问题
Consider this union:
union A{
int a;
struct{
int b;
} c;
};
c
and a
are not layout-compatibles types so it is not possible to read the value of b
through a
:
A x;
x.c.b=10;
x.a+x.a; //undefined behaviour (UB)
Trial 1
For the case below I think that since C++17, I also get an undefined behavior:
A x;
x.a=10;
auto p = &x.a; //(1)
x.c.b=12; //(2)
*p+*p; //(3) UB
Let's consider [basic.type]/3:
Every value of pointer type is one of the following:
- a pointer to an object or function (the pointer is said to point to the object or function), or
- a pointer past the end of an object ([expr.add]), or
- the null pointer value ([conv.ptr]) for that type, or
- an invalid pointer value.
Let's call this 4 pointer values categories as pointer value genre.
The value of a pointer may transition from of the above mentioned genre to an other, but the standard is not really explicit about that. Fill free to correct me if I am wrong. So I suppose that at (1) the value of p
is a pointer to value. Then in (2) a
life ends and the value of p
becomes an invalid pointer value. So in (3) I get UB because I try to access the value of an object (a
) out of its lifetime.
Trial 2
Now consider this weird code:
A x;
x.a=10;
auto p = &x.a; //(1)
x.c.b=12; //(2)
p = reinterpret_cast<int*>(p); //(2')
*p+*p; //(3) UB?
Could the reinterpret_cast<int*>(p)
change the pointer value genre from invalid pointer value
to a pointer to
value.
reinterpret_cast<int*>(p)
is defined to be equivalent to static_cast<int*>(static_cast<void*>(p))
, so let's consider how is defined the static_cast
from void*
to int*
, [expr.static.cast]/13:
A prvalue of type “pointer to
cv1 void
” can be converted to a prvalue of type “pointer tocv2 T
”, whereT
is an object type andcv2
is the same cv-qualification as, or greater cv-qualification than,cv1
. If the original pointer value represents the address A of a byte in memory and A does not satisfy the alignment requirement ofT
, then the resulting pointer value is unspecified. Otherwise, if the original pointer value points to an object a, and there is an object b of typeT
(ignoring cv-qualification) that is pointer-interconvertible with a, the result is a pointer to b. Otherwise, the pointer value is unchanged by the conversion.
So in our case the original pointer pointed to the object a
. So I suppose the reinterpret_cast
will not help because a
is not within its lifetime. Is my reading to strict? Could this code be well defined?
回答1:
Then in (2) a life ends and the value of p becomes an invalid pointer value.
Incorrect. Pointers only become invalid when they point into memory that has ended its storage duration.
The pointer in this case becomes a pointer to an object outside of its lifetime. The object it points to is gone, but the pointer is not "invalid" in the way the specification means it. [basic.life] spends quite a bit of time explaining what you can and cannot do to pointers to objects outside of their lifetime.
reinterpret_cast
cannot turn a pointer to an object outside of its lifetime into a pointer to a different object that is within its lifetime.
回答2:
The notion of objects in the standard is rather abstract and differs somewhat from intuition.
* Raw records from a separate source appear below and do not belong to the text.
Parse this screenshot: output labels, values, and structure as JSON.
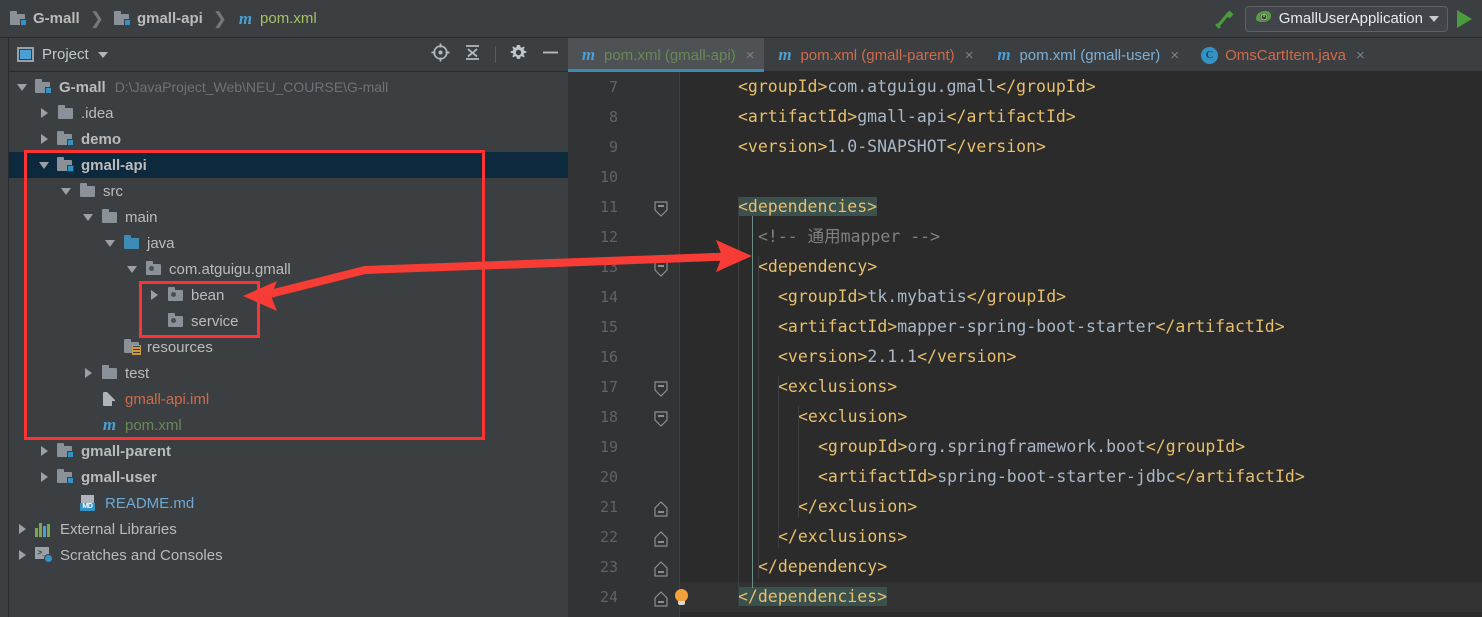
{
  "navbar": {
    "breadcrumbs": [
      {
        "label": "G-mall",
        "icon": "module-folder-icon",
        "style": "bold"
      },
      {
        "label": "gmall-api",
        "icon": "module-folder-icon",
        "style": "bold"
      },
      {
        "label": "pom.xml",
        "icon": "maven-m-icon",
        "style": "green"
      }
    ],
    "separator": "❯",
    "hammer_icon": "hammer-build-icon",
    "run_config": {
      "label": "GmallUserApplication",
      "icon": "spring-boot-icon",
      "caret": "chevron-down-icon"
    },
    "run_button": "run-play-icon",
    "accent_green": "#4a9b3e"
  },
  "project_panel": {
    "title": "Project",
    "title_icon": "project-view-icon",
    "caret": "chevron-down-icon",
    "actions": [
      {
        "name": "locate-target-icon",
        "glyph": "⊕"
      },
      {
        "name": "collapse-all-icon",
        "glyph": "⤓"
      },
      {
        "name": "settings-gear-icon",
        "glyph": "⚙"
      },
      {
        "name": "hide-panel-icon",
        "glyph": "—"
      }
    ]
  },
  "tree": [
    {
      "label": "G-mall",
      "sub": "D:\\JavaProject_Web\\NEU_COURSE\\G-mall",
      "depth": 0,
      "arrow": "open",
      "icon": "module-folder-icon",
      "bold": true,
      "color": "grey"
    },
    {
      "label": ".idea",
      "sub": "",
      "depth": 1,
      "arrow": "closed",
      "icon": "folder-icon",
      "bold": false,
      "color": "grey"
    },
    {
      "label": "demo",
      "sub": "",
      "depth": 1,
      "arrow": "closed",
      "icon": "module-folder-icon",
      "bold": true,
      "color": "grey"
    },
    {
      "label": "gmall-api",
      "sub": "",
      "depth": 1,
      "arrow": "open",
      "icon": "module-folder-icon",
      "bold": true,
      "color": "grey",
      "selected": true
    },
    {
      "label": "src",
      "sub": "",
      "depth": 2,
      "arrow": "open",
      "icon": "folder-icon",
      "bold": false,
      "color": "grey"
    },
    {
      "label": "main",
      "sub": "",
      "depth": 3,
      "arrow": "open",
      "icon": "folder-icon",
      "bold": false,
      "color": "grey"
    },
    {
      "label": "java",
      "sub": "",
      "depth": 4,
      "arrow": "open",
      "icon": "source-folder-icon",
      "bold": false,
      "color": "grey"
    },
    {
      "label": "com.atguigu.gmall",
      "sub": "",
      "depth": 5,
      "arrow": "open",
      "icon": "package-icon",
      "bold": false,
      "color": "grey"
    },
    {
      "label": "bean",
      "sub": "",
      "depth": 6,
      "arrow": "closed",
      "icon": "package-icon",
      "bold": false,
      "color": "grey"
    },
    {
      "label": "service",
      "sub": "",
      "depth": 6,
      "arrow": "none",
      "icon": "package-icon",
      "bold": false,
      "color": "grey"
    },
    {
      "label": "resources",
      "sub": "",
      "depth": 4,
      "arrow": "none",
      "icon": "resources-folder-icon",
      "bold": false,
      "color": "grey"
    },
    {
      "label": "test",
      "sub": "",
      "depth": 3,
      "arrow": "closed",
      "icon": "folder-icon",
      "bold": false,
      "color": "grey"
    },
    {
      "label": "gmall-api.iml",
      "sub": "",
      "depth": 3,
      "arrow": "none",
      "icon": "iml-file-icon",
      "bold": false,
      "color": "salmon"
    },
    {
      "label": "pom.xml",
      "sub": "",
      "depth": 3,
      "arrow": "none",
      "icon": "maven-m-icon",
      "bold": false,
      "color": "green"
    },
    {
      "label": "gmall-parent",
      "sub": "",
      "depth": 1,
      "arrow": "closed",
      "icon": "module-folder-icon",
      "bold": true,
      "color": "grey"
    },
    {
      "label": "gmall-user",
      "sub": "",
      "depth": 1,
      "arrow": "closed",
      "icon": "module-folder-icon",
      "bold": true,
      "color": "grey"
    },
    {
      "label": "README.md",
      "sub": "",
      "depth": 2,
      "arrow": "none",
      "icon": "markdown-file-icon",
      "bold": false,
      "color": "blue"
    },
    {
      "label": "External Libraries",
      "sub": "",
      "depth": 0,
      "arrow": "closed",
      "icon": "external-libraries-icon",
      "bold": false,
      "color": "grey"
    },
    {
      "label": "Scratches and Consoles",
      "sub": "",
      "depth": 0,
      "arrow": "closed",
      "icon": "scratches-icon",
      "bold": false,
      "color": "grey"
    }
  ],
  "tabs": [
    {
      "label": "pom.xml (gmall-api)",
      "icon": "maven-m-icon",
      "color": "green",
      "active": true,
      "close": "×"
    },
    {
      "label": "pom.xml (gmall-parent)",
      "icon": "maven-m-icon",
      "color": "salmon",
      "active": false,
      "close": "×"
    },
    {
      "label": "pom.xml (gmall-user)",
      "icon": "maven-m-icon",
      "color": "blue",
      "active": false,
      "close": "×"
    },
    {
      "label": "OmsCartItem.java",
      "icon": "java-class-icon",
      "color": "salmon",
      "active": false,
      "close": "×"
    }
  ],
  "editor": {
    "first_line": 7,
    "current_line": 24,
    "lines": [
      {
        "n": 7,
        "indent": 4,
        "segments": [
          {
            "t": "<groupId>",
            "c": "tag"
          },
          {
            "t": "com.atguigu.gmall",
            "c": "val"
          },
          {
            "t": "</groupId>",
            "c": "tag"
          }
        ]
      },
      {
        "n": 8,
        "indent": 4,
        "segments": [
          {
            "t": "<artifactId>",
            "c": "tag"
          },
          {
            "t": "gmall-api",
            "c": "val"
          },
          {
            "t": "</artifactId>",
            "c": "tag"
          }
        ]
      },
      {
        "n": 9,
        "indent": 4,
        "segments": [
          {
            "t": "<version>",
            "c": "tag"
          },
          {
            "t": "1.0-SNAPSHOT",
            "c": "val"
          },
          {
            "t": "</version>",
            "c": "tag"
          }
        ]
      },
      {
        "n": 10,
        "indent": 0,
        "segments": []
      },
      {
        "n": 11,
        "indent": 4,
        "fold": "start",
        "segments": [
          {
            "t": "<dependencies>",
            "c": "tag",
            "hl": true
          }
        ]
      },
      {
        "n": 12,
        "indent": 6,
        "segments": [
          {
            "t": "<!-- 通用mapper -->",
            "c": "cmt"
          }
        ]
      },
      {
        "n": 13,
        "indent": 6,
        "fold": "start",
        "segments": [
          {
            "t": "<dependency>",
            "c": "tag"
          }
        ]
      },
      {
        "n": 14,
        "indent": 8,
        "segments": [
          {
            "t": "<groupId>",
            "c": "tag"
          },
          {
            "t": "tk.mybatis",
            "c": "val"
          },
          {
            "t": "</groupId>",
            "c": "tag"
          }
        ]
      },
      {
        "n": 15,
        "indent": 8,
        "segments": [
          {
            "t": "<artifactId>",
            "c": "tag"
          },
          {
            "t": "mapper-spring-boot-starter",
            "c": "val"
          },
          {
            "t": "</artifactId>",
            "c": "tag"
          }
        ]
      },
      {
        "n": 16,
        "indent": 8,
        "segments": [
          {
            "t": "<version>",
            "c": "tag"
          },
          {
            "t": "2.1.1",
            "c": "val"
          },
          {
            "t": "</version>",
            "c": "tag"
          }
        ]
      },
      {
        "n": 17,
        "indent": 8,
        "fold": "start",
        "segments": [
          {
            "t": "<exclusions>",
            "c": "tag"
          }
        ]
      },
      {
        "n": 18,
        "indent": 10,
        "fold": "start",
        "segments": [
          {
            "t": "<exclusion>",
            "c": "tag"
          }
        ]
      },
      {
        "n": 19,
        "indent": 12,
        "segments": [
          {
            "t": "<groupId>",
            "c": "tag"
          },
          {
            "t": "org.springframework.boot",
            "c": "val"
          },
          {
            "t": "</groupId>",
            "c": "tag"
          }
        ]
      },
      {
        "n": 20,
        "indent": 12,
        "segments": [
          {
            "t": "<artifactId>",
            "c": "tag"
          },
          {
            "t": "spring-boot-starter-jdbc",
            "c": "val"
          },
          {
            "t": "</artifactId>",
            "c": "tag"
          }
        ]
      },
      {
        "n": 21,
        "indent": 10,
        "fold": "end",
        "segments": [
          {
            "t": "</exclusion>",
            "c": "tag"
          }
        ]
      },
      {
        "n": 22,
        "indent": 8,
        "fold": "end",
        "segments": [
          {
            "t": "</exclusions>",
            "c": "tag"
          }
        ]
      },
      {
        "n": 23,
        "indent": 6,
        "fold": "end",
        "segments": [
          {
            "t": "</dependency>",
            "c": "tag"
          }
        ]
      },
      {
        "n": 24,
        "indent": 4,
        "fold": "end",
        "bulb": true,
        "segments": [
          {
            "t": "</dependencies>",
            "c": "tag",
            "hl": true
          }
        ]
      }
    ]
  },
  "annotations": {
    "color": "#ff3333",
    "outer_box": {
      "label": "highlight-rectangle-gmall-api-module"
    },
    "inner_box": {
      "label": "highlight-rectangle-bean-service"
    },
    "arrow": {
      "label": "double-headed-arrow-bean-to-dependency"
    }
  },
  "colors": {
    "panel_bg": "#3c3f41",
    "editor_bg": "#2b2b2b",
    "gutter_bg": "#313335",
    "selection_bg": "#0d293e",
    "tab_active_bg": "#4e5254",
    "tab_underline": "#3d8ab5",
    "xml_tag": "#e8bf6a",
    "xml_value": "#a9b7c6",
    "comment": "#808080",
    "brace_match": "#3b514d",
    "annotation_red": "#ff3333"
  }
}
An object may be within its lifetime or not, and objects not within their lifetimes can have the same address, this is why unions work at all: the definition of active member is "the member that is within its lifetime".
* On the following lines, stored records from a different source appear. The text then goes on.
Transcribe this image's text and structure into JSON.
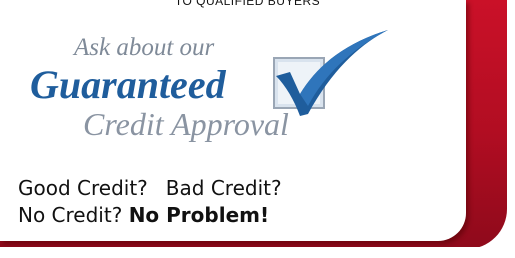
{
  "top_text": "TO QUALIFIED BUYERS",
  "logo": {
    "line1": "Ask about our",
    "line2": "Guaranteed",
    "line3": "Credit Approval",
    "icon": "checkmark-box-icon"
  },
  "message": {
    "good": "Good Credit?",
    "bad": "Bad Credit?",
    "no_credit": "No Credit?",
    "no_problem": "No Problem!"
  },
  "colors": {
    "red": "#c8102e",
    "blue": "#1f5d9c",
    "gray": "#8a94a2"
  }
}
A pointer to an object not within its lifetime is still a pointer to object. reinterpret_cast
only casts between the type of the pointer, but not its validity. The UB you get with casting to non-pointer-interconvertible types are due to the strict-aliasing rule, not due to the validity of the pointer.
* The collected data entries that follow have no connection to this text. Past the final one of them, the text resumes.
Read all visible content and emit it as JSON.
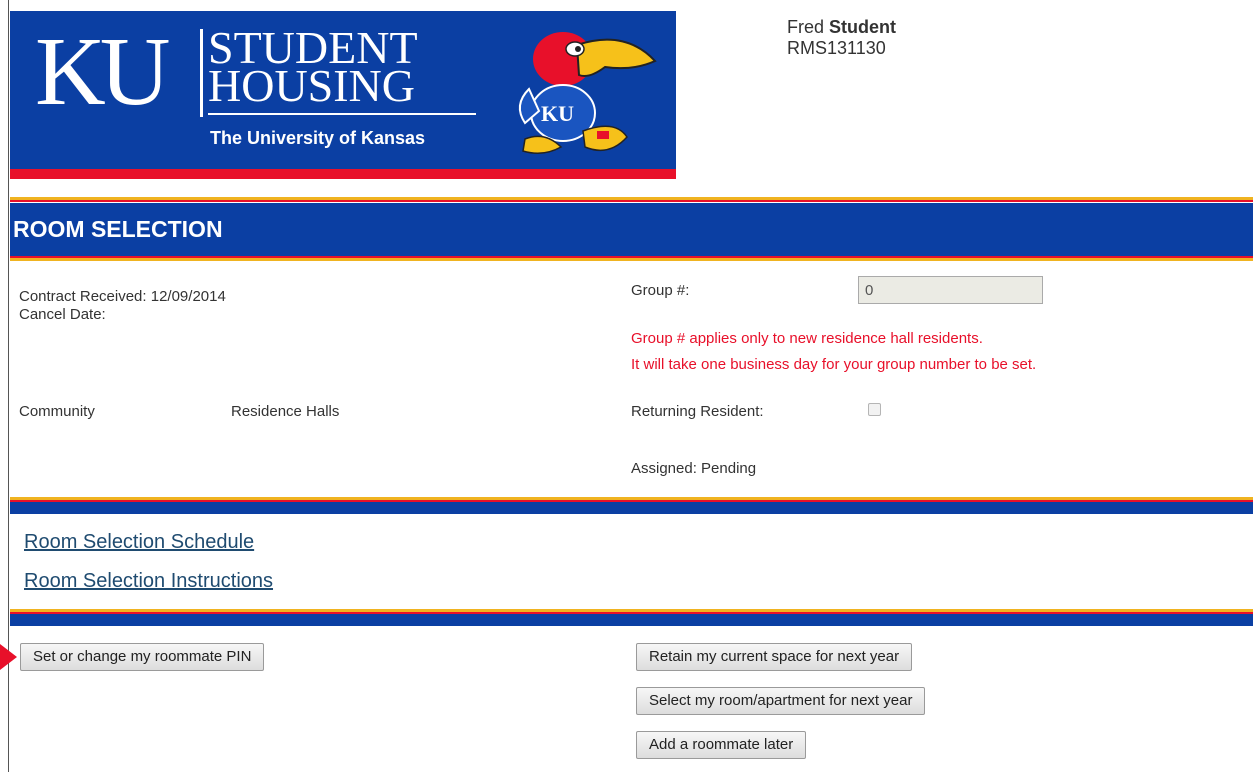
{
  "header": {
    "brand": {
      "ku": "KU",
      "line1": "STUDENT",
      "line2": "HOUSING",
      "subtitle": "The University of Kansas",
      "mascot_badge": "KU"
    },
    "user": {
      "first_name": "Fred",
      "last_name": "Student",
      "id": "RMS131130"
    }
  },
  "section": {
    "title": "ROOM SELECTION"
  },
  "details": {
    "contract_received_label": "Contract Received:",
    "contract_received_value": "12/09/2014",
    "cancel_date_label": "Cancel Date:",
    "community_label": "Community",
    "community_value": "Residence Halls",
    "group_label": "Group #:",
    "group_value": "0",
    "group_note_1": "Group # applies only to new residence hall residents.",
    "group_note_2": "It will take one business day for your group number to be set.",
    "returning_resident_label": "Returning Resident:",
    "returning_resident_checked": false,
    "assigned_label": "Assigned:",
    "assigned_value": "Pending"
  },
  "links": {
    "schedule": "Room Selection Schedule",
    "instructions": "Room Selection Instructions"
  },
  "buttons": {
    "roommate_pin": "Set or change my roommate PIN",
    "retain_space": "Retain my current space for next year",
    "select_room": "Select my room/apartment for next year",
    "add_roommate": "Add a roommate later"
  },
  "colors": {
    "brand_blue": "#0b3fa3",
    "brand_red": "#e8102a",
    "brand_gold": "#f0b320",
    "link": "#1f4b70"
  }
}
In all your trials, including your follow up question, you are using an object not within its lifetime in ways that aren't allowed, ie accessing it, and are consequently UB.
回答3:
Every version to date of the C and C++ Standards has been ambiguous or contradictory with regard to what can be done with addresses of union members. The authors of the C Standard didn't want to require that compilers make pessimistic allowances for the possibility that functions might be invoked by constructs like:
someFunction(&myUnion.member1, &myUnion.member2);
in cases where function would cause the value one member of myUnion
would be changed between access made via the other. While the ability to take union members' addresses would have been pretty useless if code couldn't do things like:
someFunction1(&myUnion.member1);
someFunction2(&myUnion.member2);
someFunction3(&myUnion.member1);
the authors of the Standard expected that quality implementations intended for various purposes would process constructs that Undefined Behavior "in a documented fashion characteristic of the environment" when doing so would best serve those purposes, and thus thought that making support for such constructs be a quality-of-implementation issue would be simpler than trying to formulate precise rules for which patterns must be supported. A compiler that generated code for the called functions in the second example without knowing their calling context wouldn't be able to interleave accesses performed by the two functions, and a quality compiler that expanded them inline while processing the above code would have no trouble noticing when each pointer was derived from myUnion
.
The authors of the C89 Standard didn't think it necessary to define precise rules for how pointers to union members behave, because they thought compiler writers' desire to produce quality implementations would drive them to handle appropriate cases sensibly even without such rules. Unfortunately, some compiler writers were too lazy to handle cases like the second example above, and rather than recognizing that there was never any reason for quality compilers to be incapable of handling such cases, the authors of later C and C++ Standards have bent over backward to come up with weirdly contorted, ambiguous, and contradictory rules that justify such compiler behavior.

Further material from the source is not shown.